IL-15 has substantial potential as an immunotherapeutic agent for augmenting immune responses. However, the activity of IL-15 is mediated by a unique mechanism in which the cytokine is transpresented by cell-bound high-affinity IL-15Rα to target cells expressing the IL-15Rβ and the common γ-chain. Thus, the efficacy of administered IL-15 alone may be limited by the availability of free IL-15Rα. We now show that administration of soluble IL-15/IL-15Rα complexes greatly enhanced IL-15 half-life and bioavailability in vivo. Treatment of mice with this complex, but not with IL-15 alone, resulted in robust proliferation of memory CD8 T cells, NK cells, and NK T cells. The activity of the complex required IL-15Rβ, but not IL-15Rα, expression by the responding cells and was IL-7-independent. Interestingly, IL-15/IL-15Rα immunotherapy also caused naive CD8 T cell activation and development into effector cells and long-term memory T cells. Lastly, complexed IL-15, as compared with IL-15 alone, dramatically reduced tumor burden in a model of B16 melanoma. These findings hold significant importance for the use of IL-15 as a potential adjuvant/therapeutic and inducer of homeostatic proliferation, without the necessity for prior immunodepletion.

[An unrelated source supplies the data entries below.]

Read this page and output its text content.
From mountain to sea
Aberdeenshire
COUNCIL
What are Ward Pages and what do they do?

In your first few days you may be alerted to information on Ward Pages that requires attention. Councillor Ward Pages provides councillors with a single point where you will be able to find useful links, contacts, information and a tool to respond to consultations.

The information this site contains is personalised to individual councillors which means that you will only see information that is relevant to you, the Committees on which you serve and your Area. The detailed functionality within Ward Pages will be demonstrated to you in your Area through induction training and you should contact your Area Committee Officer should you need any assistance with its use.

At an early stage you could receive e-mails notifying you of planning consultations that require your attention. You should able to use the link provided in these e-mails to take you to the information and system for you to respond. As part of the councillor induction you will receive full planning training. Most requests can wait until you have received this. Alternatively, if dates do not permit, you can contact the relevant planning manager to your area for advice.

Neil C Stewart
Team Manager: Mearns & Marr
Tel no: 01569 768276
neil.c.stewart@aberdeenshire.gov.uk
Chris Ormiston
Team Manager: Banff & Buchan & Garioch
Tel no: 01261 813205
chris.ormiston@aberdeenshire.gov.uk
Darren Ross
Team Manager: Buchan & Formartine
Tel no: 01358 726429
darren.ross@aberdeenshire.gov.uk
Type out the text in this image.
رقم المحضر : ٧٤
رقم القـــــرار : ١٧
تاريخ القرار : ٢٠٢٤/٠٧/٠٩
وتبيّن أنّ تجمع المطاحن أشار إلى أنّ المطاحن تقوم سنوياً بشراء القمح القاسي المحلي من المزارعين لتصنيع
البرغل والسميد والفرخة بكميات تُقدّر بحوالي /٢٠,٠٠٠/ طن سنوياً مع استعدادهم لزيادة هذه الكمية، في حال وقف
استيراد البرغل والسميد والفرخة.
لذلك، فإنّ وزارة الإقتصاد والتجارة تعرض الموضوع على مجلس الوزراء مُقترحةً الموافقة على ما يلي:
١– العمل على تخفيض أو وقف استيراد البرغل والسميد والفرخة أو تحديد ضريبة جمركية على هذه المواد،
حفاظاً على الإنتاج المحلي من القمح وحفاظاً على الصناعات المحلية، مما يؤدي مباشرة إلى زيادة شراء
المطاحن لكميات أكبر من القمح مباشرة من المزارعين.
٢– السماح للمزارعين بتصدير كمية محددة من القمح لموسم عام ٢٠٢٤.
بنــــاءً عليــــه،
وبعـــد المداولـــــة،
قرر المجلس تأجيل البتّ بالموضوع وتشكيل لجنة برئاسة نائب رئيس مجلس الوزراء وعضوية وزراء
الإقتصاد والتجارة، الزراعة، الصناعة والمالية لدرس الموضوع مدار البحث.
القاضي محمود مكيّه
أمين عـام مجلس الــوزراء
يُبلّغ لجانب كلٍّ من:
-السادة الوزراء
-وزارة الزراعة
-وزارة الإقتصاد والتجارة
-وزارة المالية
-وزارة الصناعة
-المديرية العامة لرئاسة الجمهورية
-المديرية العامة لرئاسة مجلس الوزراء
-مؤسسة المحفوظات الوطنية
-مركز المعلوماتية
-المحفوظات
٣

Activated Primary and Memory CD8 T Cells Migrate to Nonlymphoid Tissues Regardless of Site of Activation or Tissue of Origin

Following activation within secondary lymphoid tissue, CD8 T cells must migrate to targets, such as infected self tissue, allografts, and tumors, to mediate contact-dependent effector functions. To test whether the pattern of migration of activated CD8 T cells was dependent on the site of Ag encounter, we examined the distribution of mouse Ag-specific CD8 T cells following local challenges. Our findings indicated that activated CD8 T cells migrated pervasively to all nonlymphoid organs irrespective of the site of initial Ag engagement. Using an adoptive transfer system, migration of nonlymphoid memory cells was also examined. Although some limited preference for the tissue of origin was noted, transferred CD8 memory T cells from various nonlymphoid tissues migrated promiscuously, except to the intestinal mucosa, supporting the concept that distinct memory pools may exist. However, regardless of the tissue of origin, reactivation of transferred memory cells resulted in widespread dissemination of new effector cells. These data indicated that recently activated primary or memory CD8 T cells were transiently endowed with the ability to traffic to all nonlymphoid organs, while memory cell trafficking was more restricted. These observations will help refine our understanding of effector and memory CD8 T cell migration patterns.

IL-2 Is Not Required for the Initiation of CD8 T Cell Cycling but Sustains Expansion

Based primarily on in vitro data, IL-2 is believed to be the key cytokine for initiation of the cell cycle of activated T cells. However, the role of IL-2 remains unresolved for T cell responses in vivo. We examined whether the absence of IL-2-mediated signaling in CD8 T cells affected initiation of proliferation. Our results conclusively demonstrated that initial division of Ag-specific CD8 T cells following priming was IL-2 independent, regardless of the context in which Ag was presented. In contrast, the latter stage of the proliferative phase was IL-2-dependent, particularly in nonlymphoid tissues. Thus, activated CD8 T cells initially undergo IL-2-independent proliferation, but reach a critical juncture where the requirement for IL-2 as a growth factor gains prominence.